Historisch waren die Kantonalbanken gebunden an ihre Kantonsgrenzen. In den goldenen 90er-Jahren wuchsen aber die Expansionsgelüste. Vor allem der Bankenplatz Zürich lockte. Verschiedene Kantonalbanken versuchten ausserhalb der Kantonsgrenze Fuss zu fassen.

Kantonalbank-Experte findets "grenzwertig"

Nun nimmt der Appetit der Kantonalbanken im Zuge der Digitalisierung wieder zu. Vor allem das Hypothekargeschäft sei interessant, sagt Christoph Lengwiler, Dozent an der Hochschule Luzern und selber Verwaltungsrat bei der Berner Kantonalbank. Mit E-Hypotheken oder über Vermittlungsplattformen könne eine Kantonalbank mit günstigen Angeboten in anderen Kantonen neue Kunden erschliessen.

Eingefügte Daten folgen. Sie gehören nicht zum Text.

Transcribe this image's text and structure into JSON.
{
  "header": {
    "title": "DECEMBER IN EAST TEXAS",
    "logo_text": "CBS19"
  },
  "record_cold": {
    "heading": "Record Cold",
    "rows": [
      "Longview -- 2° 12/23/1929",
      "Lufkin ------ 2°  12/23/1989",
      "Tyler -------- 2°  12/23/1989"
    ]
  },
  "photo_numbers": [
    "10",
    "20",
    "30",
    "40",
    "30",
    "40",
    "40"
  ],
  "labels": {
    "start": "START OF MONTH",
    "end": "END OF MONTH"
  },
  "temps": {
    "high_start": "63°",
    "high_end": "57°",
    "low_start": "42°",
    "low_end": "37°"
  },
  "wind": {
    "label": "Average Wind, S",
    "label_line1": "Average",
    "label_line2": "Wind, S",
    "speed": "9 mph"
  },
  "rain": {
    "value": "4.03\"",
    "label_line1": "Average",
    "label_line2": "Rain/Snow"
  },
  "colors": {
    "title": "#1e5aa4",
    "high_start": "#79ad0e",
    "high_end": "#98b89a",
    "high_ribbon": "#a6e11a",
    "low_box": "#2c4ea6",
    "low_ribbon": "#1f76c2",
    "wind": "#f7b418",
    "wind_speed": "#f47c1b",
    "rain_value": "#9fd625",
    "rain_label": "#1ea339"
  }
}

Einen Widerspruch zur Staatsgarantie (die AKB hat genauso eine wie die SZKB) sieht Lengwiler nicht: «Im Gegenteil, Geschäfte ausserhalb des traditionellen Marktgebiets können zur Diversifizierung betragen und das Klumpenrisiko im eigenen Kanton mindern, wenn sie mit der nötigen Vorsicht abgeschlossen werden.» Die Kampagne der Schwyzer mit direkter Ansprache von potenziellen Aargauer Kunden geht aber auch für den Kantonalbank-Experten etwas weit: «So aktiv vergleichende Werbung zu machen, ist eher speziell und bezüglich Marktverhalten grenzwertig.